Despite political fluctuations, the clean economy is now driven by market fundamentals, reaching record-breaking revenues and significantly outperforming fossil fuel benchmarks.
That’s according to the 2026 Carbon Clean 200 list, which tracks the top 200 public companies that earn revenue from clean energy, electrification and efficiency. The annual ranking, produced by shareholder advocacy group As You Sow and sustainable-economy research firm Corporate Knights, is built to show where “clean revenue” is actually showing up in financial statements—not where it’s being promised in climate pledges.
So, where does fashion fold in? Barely.
The 13th list since 2016 saw only eight fashion and fashion-adjacent companies made the 2026 cut. It’s a small showing for a sector that dominates consumer culture, but it’s not particularly small or strange, given the context. The authors called the Clean200 is an educational tool, intended to examine the world’s top-performing publicly traded firms that are actively generating massive financial output from the green transition.
Still, the placement of the companies that do appear is revealing.
Spanish multinational retailer Industria de Diseño Textil SA—aka Inditex, the parent company of Zara, ranked No. 13—the highest-positioned fashion company on the list. In the Clean200 download dataset, Inditex posted a 53.8 percent sustainable revenue ratio and roughly $33.44 billion in sustainable revenue based on 2024 data, putting it slightly above the Clean200 average ratio of 53.7 percent.
Luxury entered the conversation as French conglomerate Kering ranked No. 64 with a 39.9 percent sustainable revenue ratio and about $11.05 billion in sustainable revenue.
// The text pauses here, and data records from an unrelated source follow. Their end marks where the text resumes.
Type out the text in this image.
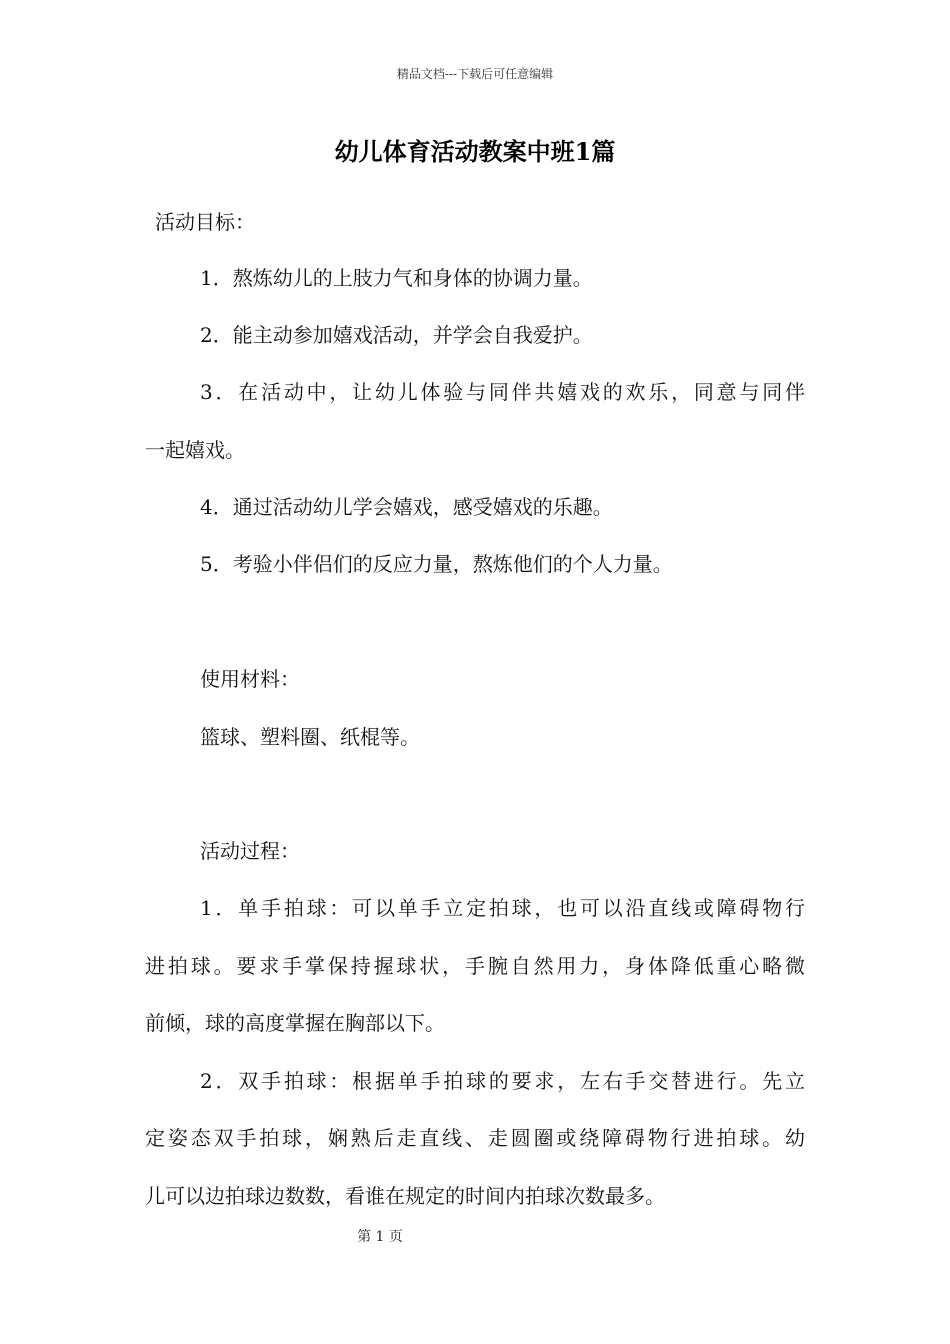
精品文档---下载后可任意编辑
幼儿体育活动教案中班1篇
活动目标：
1．熬炼幼儿的上肢力气和身体的协调力量。
2．能主动参加嬉戏活动，并学会自我爱护。
3．在活动中，让幼儿体验与同伴共嬉戏的欢乐，同意与同伴
一起嬉戏。
4．通过活动幼儿学会嬉戏，感受嬉戏的乐趣。
5．考验小伴侣们的反应力量，熬炼他们的个人力量。
使用材料：
篮球、塑料圈、纸棍等。
活动过程：
1．单手拍球：可以单手立定拍球，也可以沿直线或障碍物行
进拍球。要求手掌保持握球状，手腕自然用力，身体降低重心略微
前倾，球的高度掌握在胸部以下。
2．双手拍球：根据单手拍球的要求，左右手交替进行。先立
定姿态双手拍球，娴熟后走直线、走圆圈或绕障碍物行进拍球。幼
儿可以边拍球边数数，看谁在规定的时间内拍球次数最多。
第 1 页
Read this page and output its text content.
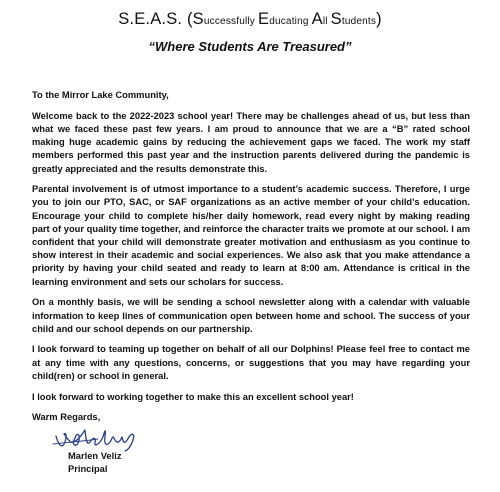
S.E.A.S. (Successfully Educating All Students)
“Where Students Are Treasured”

To the Mirror Lake Community,

Welcome back to the 2022-2023 school year! There may be challenges ahead of us, but less than what we faced these past few years. I am proud to announce that we are a “B” rated school making huge academic gains by reducing the achievement gaps we faced. The work my staff members performed this past year and the instruction parents delivered during the pandemic is greatly appreciated and the results demonstrate this.

Parental involvement is of utmost importance to a student’s academic success. Therefore, I urge you to join our PTO, SAC, or SAF organizations as an active member of your child’s education. Encourage your child to complete his/her daily homework, read every night by making reading part of your quality time together, and reinforce the character traits we promote at our school. I am confident that your child will demonstrate greater motivation and enthusiasm as you continue to show interest in their academic and social experiences. We also ask that you make attendance a priority by having your child seated and ready to learn at 8:00 am. Attendance is critical in the learning environment and sets our scholars for success.

On a monthly basis, we will be sending a school newsletter along with a calendar with valuable information to keep lines of communication open between home and school. The success of your child and our school depends on our partnership.

I look forward to teaming up together on behalf of all our Dolphins! Please feel free to contact me at any time with any questions, concerns, or suggestions that you may have regarding your child(ren) or school in general.

I look forward to working together to make this an excellent school year!

Warm Regards,

Marlen Veliz
Principal
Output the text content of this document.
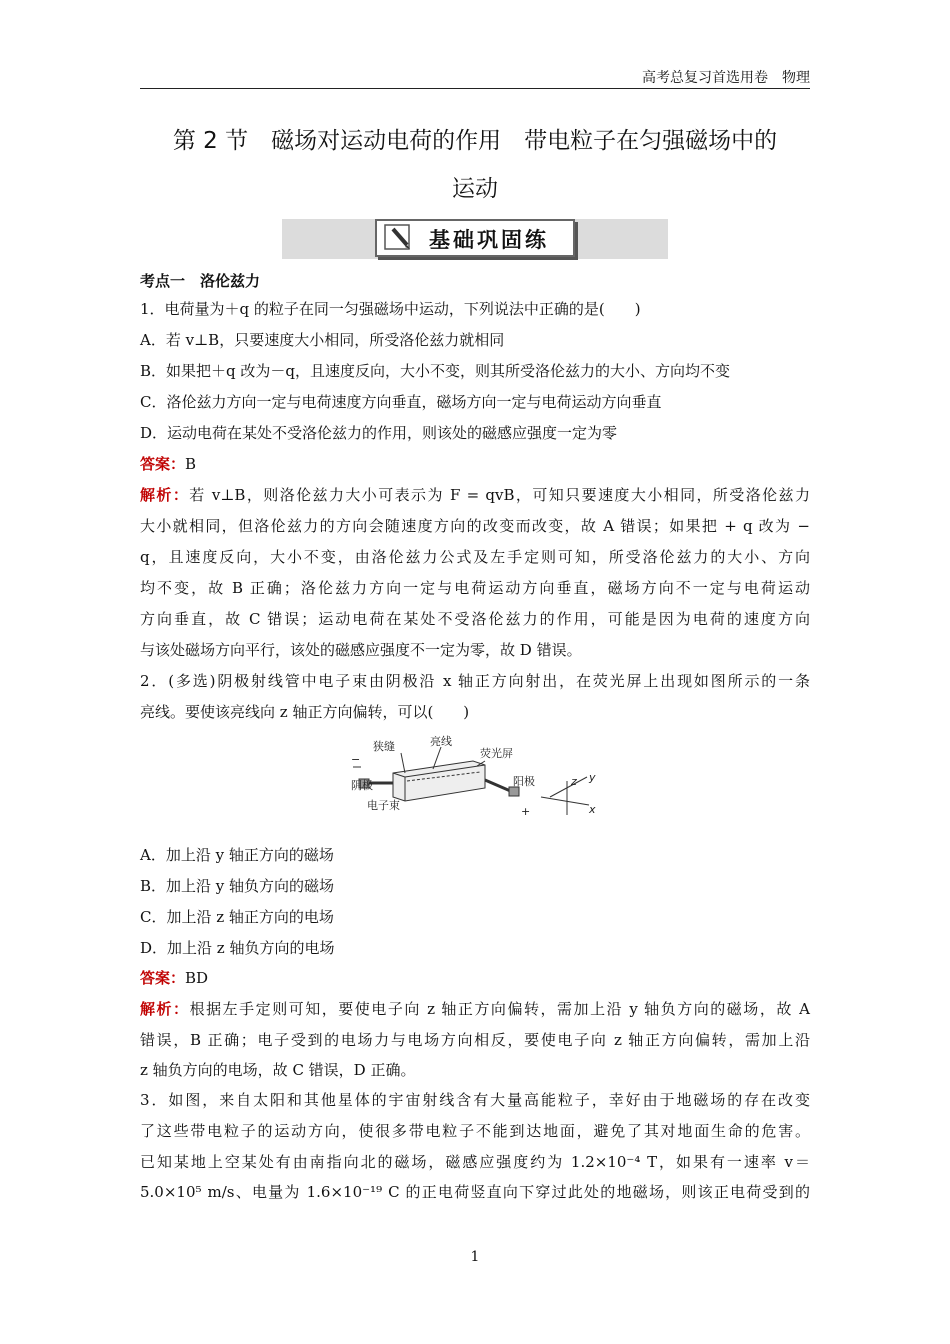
高考总复习首选用卷　物理
第 2 节　磁场对运动电荷的作用　带电粒子在匀强磁场中的
运动
基础巩固练
考点一　洛伦兹力
1．电荷量为＋q 的粒子在同一匀强磁场中运动，下列说法中正确的是(　　)
A．若 v⊥B，只要速度大小相同，所受洛伦兹力就相同
B．如果把＋q 改为－q，且速度反向，大小不变，则其所受洛伦兹力的大小、方向均不变
C．洛伦兹力方向一定与电荷速度方向垂直，磁场方向一定与电荷运动方向垂直
D．运动电荷在某处不受洛伦兹力的作用，则该处的磁感应强度一定为零
答案：B
解析：若 v⊥B，则洛伦兹力大小可表示为 F = qvB，可知只要速度大小相同，所受洛伦兹力
大小就相同，但洛伦兹力的方向会随速度方向的改变而改变，故 A 错误；如果把 + q 改为 −
q，且速度反向，大小不变，由洛伦兹力公式及左手定则可知，所受洛伦兹力的大小、方向
均不变，故 B 正确；洛伦兹力方向一定与电荷运动方向垂直，磁场方向不一定与电荷运动
方向垂直，故 C 错误；运动电荷在某处不受洛伦兹力的作用，可能是因为电荷的速度方向
与该处磁场方向平行，该处的磁感应强度不一定为零，故 D 错误。
2．(多选)阴极射线管中电子束由阴极沿 x 轴正方向射出，在荧光屏上出现如图所示的一条
亮线。要使该亮线向 z 轴正方向偏转，可以(　　)
狭缝	亮线
荧光屏
阴极	阳极
电子束
−
+
z y
x
A．加上沿 y 轴正方向的磁场
B．加上沿 y 轴负方向的磁场
C．加上沿 z 轴正方向的电场
D．加上沿 z 轴负方向的电场
答案：BD
解析：根据左手定则可知，要使电子向 z 轴正方向偏转，需加上沿 y 轴负方向的磁场，故 A
错误，B 正确；电子受到的电场力与电场方向相反，要使电子向 z 轴正方向偏转，需加上沿
z 轴负方向的电场，故 C 错误，D 正确。
3．如图，来自太阳和其他星体的宇宙射线含有大量高能粒子，幸好由于地磁场的存在改变
了这些带电粒子的运动方向，使很多带电粒子不能到达地面，避免了其对地面生命的危害。
已知某地上空某处有由南指向北的磁场，磁感应强度约为 1.2×10⁻⁴ T，如果有一速率 v＝
5.0×10⁵ m/s、电量为 1.6×10⁻¹⁹ C 的正电荷竖直向下穿过此处的地磁场，则该正电荷受到的
1
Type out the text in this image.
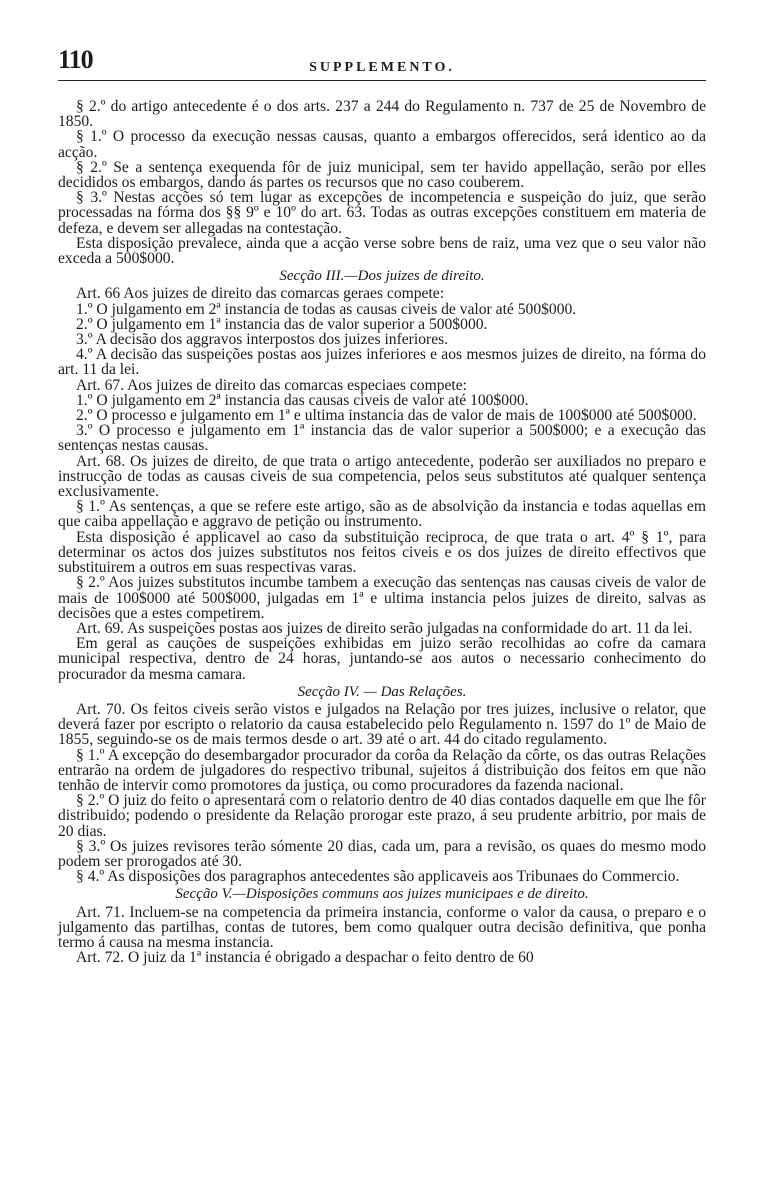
110	SUPPLEMENTO.

§ 2.º do artigo antecedente é o dos arts. 237 a 244 do Regulamento n. 737 de 25 de Novembro de 1850.

§ 1.º O processo da execução nessas causas, quanto a embargos offerecidos, será identico ao da acção.

§ 2.º Se a sentença exequenda fôr de juiz municipal, sem ter havido appellação, serão por elles decididos os embargos, dando ás partes os recursos que no caso couberem.

§ 3.º Nestas acções só tem lugar as excepções de incompetencia e suspeição do juiz, que serão processadas na fórma dos §§ 9º e 10º do art. 63. Todas as outras excepções constituem em materia de defeza, e devem ser allegadas na contestação.

Esta disposição prevalece, ainda que a acção verse sobre bens de raiz, uma vez que o seu valor não exceda a 500$000.

Secção III.—Dos juizes de direito.

Art. 66 Aos juizes de direito das comarcas geraes compete:

1.º O julgamento em 2ª instancia de todas as causas civeis de valor até 500$000.

2.º O julgamento em 1ª instancia das de valor superior a 500$000.

3.º A decisão dos aggravos interpostos dos juizes inferiores.

4.º A decisão das suspeições postas aos juizes inferiores e aos mesmos juizes de direito, na fórma do art. 11 da lei.

Art. 67. Aos juizes de direito das comarcas especiaes compete:

1.º O julgamento em 2ª instancia das causas civeis de valor até 100$000.

2.º O processo e julgamento em 1ª e ultima instancia das de valor de mais de 100$000 até 500$000.

3.º O processo e julgamento em 1ª instancia das de valor superior a 500$000; e a execução das sentenças nestas causas.

Art. 68. Os juizes de direito, de que trata o artigo antecedente, poderão ser auxiliados no preparo e instrucção de todas as causas civeis de sua competencia, pelos seus substitutos até qualquer sentença exclusivamente.

§ 1.º As sentenças, a que se refere este artigo, são as de absolvição da instancia e todas aquellas em que caiba appellação e aggravo de petição ou instrumento.

Esta disposição é applicavel ao caso da substituição reciproca, de que trata o art. 4º § 1º, para determinar os actos dos juizes substitutos nos feitos civeis e os dos juizes de direito effectivos que substituirem a outros em suas respectivas varas.

§ 2.º Aos juizes substitutos incumbe tambem a execução das sentenças nas causas civeis de valor de mais de 100$000 até 500$000, julgadas em 1ª e ultima instancia pelos juizes de direito, salvas as decisões que a estes competirem.

Art. 69. As suspeições postas aos juizes de direito serão julgadas na conformidade do art. 11 da lei.

Em geral as cauções de suspeições exhibidas em juizo serão recolhidas ao cofre da camara municipal respectiva, dentro de 24 horas, juntando-se aos autos o necessario conhecimento do procurador da mesma camara.

Secção IV. — Das Relações.

Art. 70. Os feitos civeis serão vistos e julgados na Relação por tres juizes, inclusive o relator, que deverá fazer por escripto o relatorio da causa estabelecido pelo Regulamento n. 1597 do 1º de Maio de 1855, seguindo-se os de mais termos desde o art. 39 até o art. 44 do citado regulamento.

§ 1.º A excepção do desembargador procurador da corôa da Relação da côrte, os das outras Relações entrarão na ordem de julgadores do respectivo tribunal, sujeitos á distribuição dos feitos em que não tenhão de intervir como promotores da justiça, ou como procuradores da fazenda nacional.

§ 2.º O juiz do feito o apresentará com o relatorio dentro de 40 dias contados daquelle em que lhe fôr distribuido; podendo o presidente da Relação prorogar este prazo, á seu prudente arbitrio, por mais de 20 dias.

§ 3.º Os juizes revisores terão sómente 20 dias, cada um, para a revisão, os quaes do mesmo modo podem ser prorogados até 30.

§ 4.º As disposições dos paragraphos antecedentes são applicaveis aos Tribunaes do Commercio.

Secção V.—Disposições communs aos juizes municipaes e de direito.

Art. 71. Incluem-se na competencia da primeira instancia, conforme o valor da causa, o preparo e o julgamento das partilhas, contas de tutores, bem como qualquer outra decisão definitiva, que ponha termo á causa na mesma instancia.

Art. 72. O juiz da 1ª instancia é obrigado a despachar o feito dentro de 60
Swedish retailer Hennes & Mauritz (aka H&M) comes next, ranking No. 116 with a 23.3 percent ratio and $6.23 billion in sustainable revenue. Shuffling the dataset’s very finite fashion footprint aside to look elsewhere, sportswear formed a neat cluster—and a useful comparison.
Nike ranked No. 57 and Adidas ranked No. 58, effectively a dead heat on absolute sustainable revenue: $12.16 billion from the world’s most valuable brand versus $12.11 billion from the three-stripe stalwart. Adidas posted a 31.8 percent ratio versus Nike’s 26.3 percent; Puma trailed at No. 180 with a 25.1 percent ratio and $3.56 billion in sustainable revenue.
“The Clean200 follows revenues, not rhetoric,” Toby Heaps, CEO of Corporate Knights and report co-author, said in a statement. “Even when politics turns hostile, markets continue to reward companies that are supplying what the global economy is structurally demanding.”
The authors positioned the list as an answer to a basic investor question.
“In 2016, we created the Clean200 in response to investors who asked, ‘As we shift away from fossil fuels, what should we invest in?’” Andrew Behar, CEO of As You Sow and report co-author, said in a statement. “A decade later, the Clean200 continues to demonstrate that the global economy is increasingly driven by companies delivering solutions that reduce dependence on fossil fuels and resource-intensive systems.”
Sector-wide, Consumer Discretionary—the bucket that includes many consumer brands—generated $649 billion in sustainable revenue, behind Information Technology at $782 billion and ahead of Industrials at $611 billion, the report said. The apparel names that do appear are, therefore, less a verdict on fashion’s overall progress than a snapshot of which incumbents are registering measurable “clean revenue” inside a framework investors can compare across industries.
That framework is also defined by what it excludes. The 13th edition’s listees were selected from over 8,200 global firms using a revenue-based methodology. To be eligible, companies must earn more than 10 percent of revenue from clean sources.
As for those non-starter submissions, the methodology includes an “exclusionary filter,” with screenings drawing on Corporate Knights’ research and As You Sow’s Invest Your Values platform. The ranking removes firms involved in fossil fuels, the majority of fossil-fired utilities, weapons, deforestation-linked commodities, private prisons, harmful pesticides and companies that obstruct climate policy.
The goal, the authors said, is to ensure outperformance (see: financial success) isn’t being built on revenue tied to systemic harm. Suzano, for example, was excluded. The Brazilian cellulose producer was identified on the Deforestation producer list provided by Friends of the Earth, per the report.
Optics aside, the global clean economy is no longer an alternative market; it is the market, according to the Clean200. With global energy investment reaching 3.3 trillion, its authors argue that the economics of the supply chain are shifting.
“The evidence is clear,” Behar said. “Across sectors and regions, companies focused on sustainability fundamentals are building more resilient, competitive businesses. These firms are helping define the next phase of global economic growth.”